İHD Amed Şubesi ile kayıp yakınlarının “Kayıplar bulunsun, failler yargılansın” şiarıyla gerçekleştirdikleri eylemde bu hafta 1995’ten bu yana haber alınamayan Ömer Söğüt’ün akıbeti soruldu.

Amed- İnsan Hakları Derneği (İHD) Amed Şubesi ile kayıp yakınlarının “Kayıplar bulunsun, failler yargılansın” şiarıyla gerçekleştirdikleri eylem 847’nci haftasında devam etti. Koşuyolu Parkı Yaşam Hakkı Anıtı önünde gerçekleştirilen eyleme, çok sayıda İHD üyesi ile kayıp yakını katıldı. Eylemde, gözaltında kaybettirilenlerin fotoğrafları taşındı. Bu haftaki eylemde, 20 Mayıs 1995’te askerlerce gözaltına alınıp bir daha kendisinden haber alınamayan Ömer Söğüt’ün hikayesi okundu.
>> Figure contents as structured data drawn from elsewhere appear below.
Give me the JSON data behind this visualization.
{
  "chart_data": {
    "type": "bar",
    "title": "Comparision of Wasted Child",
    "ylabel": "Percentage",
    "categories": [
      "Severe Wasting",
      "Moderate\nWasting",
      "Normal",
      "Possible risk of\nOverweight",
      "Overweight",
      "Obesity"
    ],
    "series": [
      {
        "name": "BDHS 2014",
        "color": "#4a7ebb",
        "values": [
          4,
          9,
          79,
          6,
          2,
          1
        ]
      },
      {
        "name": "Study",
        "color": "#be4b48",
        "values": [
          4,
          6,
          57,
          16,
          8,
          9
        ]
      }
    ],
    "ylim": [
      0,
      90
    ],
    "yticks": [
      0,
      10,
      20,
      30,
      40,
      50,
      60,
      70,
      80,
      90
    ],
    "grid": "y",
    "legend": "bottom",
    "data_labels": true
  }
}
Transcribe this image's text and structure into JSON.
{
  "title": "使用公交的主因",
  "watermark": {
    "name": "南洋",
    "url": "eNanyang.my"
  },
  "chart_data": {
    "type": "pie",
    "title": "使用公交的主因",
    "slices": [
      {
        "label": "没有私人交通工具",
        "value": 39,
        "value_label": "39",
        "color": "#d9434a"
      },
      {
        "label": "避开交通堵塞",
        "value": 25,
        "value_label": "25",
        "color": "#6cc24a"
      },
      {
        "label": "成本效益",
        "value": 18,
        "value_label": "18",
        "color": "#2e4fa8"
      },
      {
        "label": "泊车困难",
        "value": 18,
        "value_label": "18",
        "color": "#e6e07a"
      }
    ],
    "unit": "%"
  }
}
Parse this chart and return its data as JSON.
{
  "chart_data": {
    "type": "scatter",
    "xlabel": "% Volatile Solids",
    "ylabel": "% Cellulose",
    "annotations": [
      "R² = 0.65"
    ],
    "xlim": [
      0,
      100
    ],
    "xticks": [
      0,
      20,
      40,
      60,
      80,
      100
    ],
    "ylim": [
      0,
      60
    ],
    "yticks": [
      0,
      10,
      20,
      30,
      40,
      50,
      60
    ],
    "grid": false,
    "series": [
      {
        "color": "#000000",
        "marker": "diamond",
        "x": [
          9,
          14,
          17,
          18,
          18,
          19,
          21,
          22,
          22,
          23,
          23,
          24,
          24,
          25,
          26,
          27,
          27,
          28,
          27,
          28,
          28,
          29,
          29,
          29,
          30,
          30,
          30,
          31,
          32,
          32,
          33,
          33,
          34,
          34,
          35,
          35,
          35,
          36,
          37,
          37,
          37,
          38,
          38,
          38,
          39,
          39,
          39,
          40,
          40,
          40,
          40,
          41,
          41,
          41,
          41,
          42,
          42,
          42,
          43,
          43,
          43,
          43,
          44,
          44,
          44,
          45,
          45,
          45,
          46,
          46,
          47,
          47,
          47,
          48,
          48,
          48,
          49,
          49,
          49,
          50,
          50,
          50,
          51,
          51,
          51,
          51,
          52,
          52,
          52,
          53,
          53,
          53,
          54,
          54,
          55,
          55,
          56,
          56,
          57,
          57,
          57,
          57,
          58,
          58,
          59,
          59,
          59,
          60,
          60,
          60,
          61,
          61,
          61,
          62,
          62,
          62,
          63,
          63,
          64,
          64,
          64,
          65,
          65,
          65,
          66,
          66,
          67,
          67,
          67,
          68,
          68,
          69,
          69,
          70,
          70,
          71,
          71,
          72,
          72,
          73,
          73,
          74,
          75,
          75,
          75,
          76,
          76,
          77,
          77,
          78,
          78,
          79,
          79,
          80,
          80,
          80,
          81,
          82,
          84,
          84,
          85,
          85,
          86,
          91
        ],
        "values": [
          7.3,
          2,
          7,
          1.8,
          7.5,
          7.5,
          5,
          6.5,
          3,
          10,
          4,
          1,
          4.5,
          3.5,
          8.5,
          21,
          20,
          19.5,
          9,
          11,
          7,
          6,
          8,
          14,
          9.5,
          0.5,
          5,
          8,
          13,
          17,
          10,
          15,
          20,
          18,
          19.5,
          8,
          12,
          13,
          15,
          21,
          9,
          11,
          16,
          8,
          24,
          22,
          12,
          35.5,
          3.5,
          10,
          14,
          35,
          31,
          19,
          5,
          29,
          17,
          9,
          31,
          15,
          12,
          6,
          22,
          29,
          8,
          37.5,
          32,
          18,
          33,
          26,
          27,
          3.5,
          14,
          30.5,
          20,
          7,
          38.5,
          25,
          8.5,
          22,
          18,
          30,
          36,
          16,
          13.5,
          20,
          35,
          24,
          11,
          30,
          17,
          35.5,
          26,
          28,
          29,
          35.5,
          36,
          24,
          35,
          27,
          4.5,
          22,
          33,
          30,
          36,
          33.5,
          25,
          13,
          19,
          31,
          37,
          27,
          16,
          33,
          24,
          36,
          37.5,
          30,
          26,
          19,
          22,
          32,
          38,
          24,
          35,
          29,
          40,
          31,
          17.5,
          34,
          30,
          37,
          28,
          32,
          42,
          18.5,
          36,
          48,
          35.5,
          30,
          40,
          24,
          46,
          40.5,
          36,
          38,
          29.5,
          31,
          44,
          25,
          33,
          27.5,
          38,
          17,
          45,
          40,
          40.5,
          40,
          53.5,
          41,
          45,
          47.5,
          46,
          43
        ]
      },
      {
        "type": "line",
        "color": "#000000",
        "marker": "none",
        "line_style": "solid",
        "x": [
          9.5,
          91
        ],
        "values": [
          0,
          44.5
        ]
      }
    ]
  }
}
İnsan Hakları aktivisti Fırat Mercan tarafından okunan Söğüt’ün hikayesi şöyle:

“47 yaşındaki 8 çocuk babası Söğüt ve ailesi Licê’nin Derxust köyünde yaşıyordu. Güvenlik güçleri tarafından köylerinin yakılması nedeniyle göç etmek zorunda kalmışlardı. Ancak Söğüt, tek geçim kaynakları olan köy civarındaki bağlarına çalışmak üzere gidiyordu. Bu gidiş gelişlerde askerlere rastlarsa darp edilmiş halde eve dönüyordu. 20 Mayıs 1995 sabahı asmaları budamak için eşeği ile birlikte bağa gitti. Ancak akşam eve dönmedi. Sabah eşine bakmak için bağa giden Meyase Söğüt, onun eşyalarını gördü. Eşek ağaca bağlı haldeydi. Toprakta da bir noktaya kadar devam eden ayak izleri ve o noktadan sonra araç izleri vardı. Etrafa eşini sordu. Civarda binlerce askerin katıldığı askeri bir operasyon yapıldığını, bu askerlerin eşini bahçeden alıp götürdüklerini öğrendi.
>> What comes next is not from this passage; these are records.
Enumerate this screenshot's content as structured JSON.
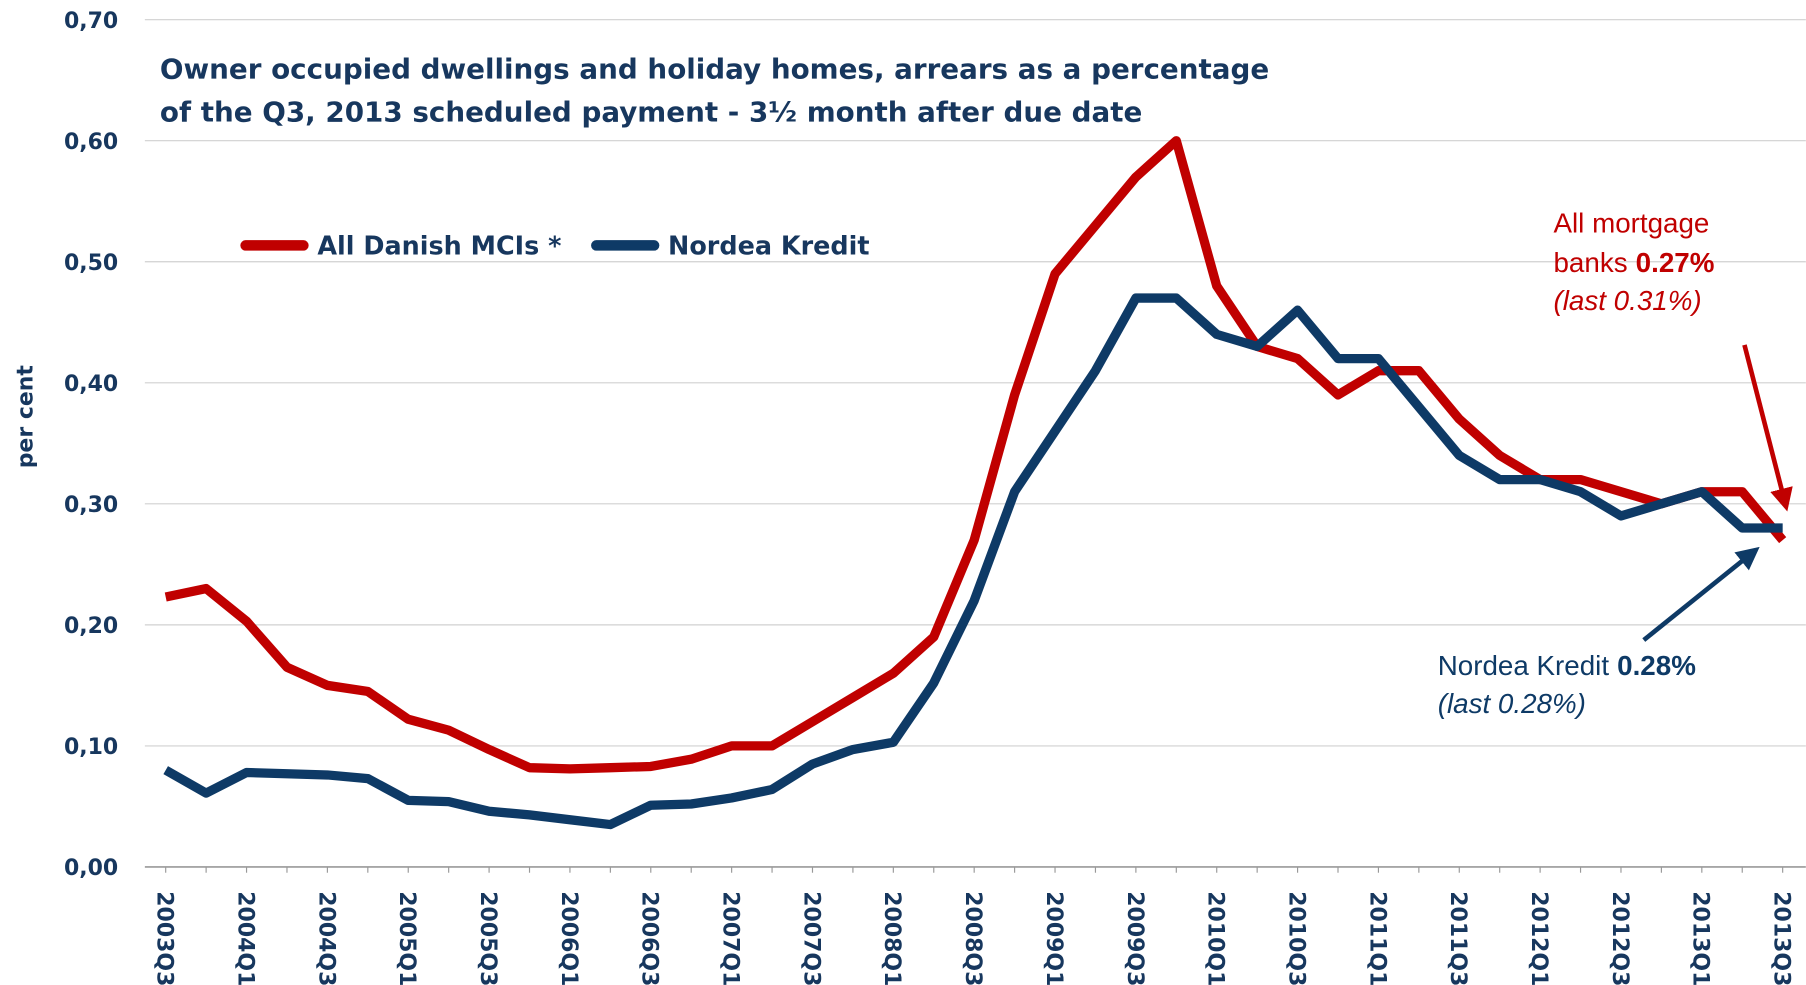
{
  "chart_data": {
    "type": "line",
    "title": [
      "Owner occupied dwellings and holiday homes, arrears as a percentage",
      "of the Q3, 2013 scheduled payment - 3½ month after due date"
    ],
    "y_label": "per cent",
    "categories": [
      "2003Q3",
      null,
      "2004Q1",
      null,
      "2004Q3",
      null,
      "2005Q1",
      null,
      "2005Q3",
      null,
      "2006Q1",
      null,
      "2006Q3",
      null,
      "2007Q1",
      null,
      "2007Q3",
      null,
      "2008Q1",
      null,
      "2008Q3",
      null,
      "2009Q1",
      null,
      "2009Q3",
      null,
      "2010Q1",
      null,
      "2010Q3",
      null,
      "2011Q1",
      null,
      "2011Q3",
      null,
      "2012Q1",
      null,
      "2012Q3",
      null,
      "2013Q1",
      null,
      "2013Q3"
    ],
    "series": [
      {
        "name": "All Danish MCIs *",
        "color": "#c00000",
        "values": [
          0.223,
          0.23,
          0.203,
          0.165,
          0.15,
          0.145,
          0.122,
          0.113,
          0.097,
          0.082,
          0.081,
          0.082,
          0.083,
          0.089,
          0.1,
          0.1,
          0.12,
          0.14,
          0.16,
          0.19,
          0.27,
          0.39,
          0.49,
          0.53,
          0.57,
          0.6,
          0.48,
          0.43,
          0.42,
          0.39,
          0.41,
          0.41,
          0.37,
          0.34,
          0.32,
          0.32,
          0.31,
          0.3,
          0.31,
          0.31,
          0.27
        ]
      },
      {
        "name": "Nordea Kredit",
        "color": "#0e3a66",
        "values": [
          0.08,
          0.061,
          0.078,
          0.077,
          0.076,
          0.073,
          0.055,
          0.054,
          0.046,
          0.043,
          0.039,
          0.035,
          0.051,
          0.052,
          0.057,
          0.064,
          0.085,
          0.097,
          0.103,
          0.152,
          0.22,
          0.31,
          0.36,
          0.41,
          0.47,
          0.47,
          0.44,
          0.43,
          0.46,
          0.42,
          0.42,
          0.38,
          0.34,
          0.32,
          0.32,
          0.31,
          0.29,
          0.3,
          0.31,
          0.28,
          0.28
        ]
      }
    ],
    "ylim": [
      0,
      0.7
    ],
    "yticks": [
      {
        "value": 0,
        "label": "0,00"
      },
      {
        "value": 0.1,
        "label": "0,10"
      },
      {
        "value": 0.2,
        "label": "0,20"
      },
      {
        "value": 0.3,
        "label": "0,30"
      },
      {
        "value": 0.4,
        "label": "0,40"
      },
      {
        "value": 0.5,
        "label": "0,50"
      },
      {
        "value": 0.6,
        "label": "0,60"
      },
      {
        "value": 0.7,
        "label": "0,70"
      }
    ],
    "grid": true,
    "legend": "top-left",
    "annotations": [
      {
        "line1": "All mortgage",
        "line2": "banks",
        "highlight": "0.27%",
        "note": "(last 0.31%)"
      },
      {
        "line1": "Nordea Kredit",
        "highlight": "0.28%",
        "note": "(last 0.28%)"
      }
    ]
  }
}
Aile karakolda hakarete ve şiddete maruz bırakıldı

Eşi serbest bırakılır diye bekleyen Meyase Söğüt bir yandan da onu kendi imkanlarıyla karakollarda ve jandarma merkezlerinde arıyordu. Meyase Söğüt, Sadet Jandarma Merkezi’ne gidip eşini sorduğunda Şahabettin isimli rütbeli subay tarafından hakaretlere maruz kalıp, darp edildi. Savcılığa başvurduğunda ise ancak üçüncü dilekçesi kabul edilip işleme alındı.  Aradan 30 yıl geçmesine rağmen Söğüt’ün akıbeti hakkında bir bilgi edinilemedi.”

Açıklama oturma eylemiyle son buldu.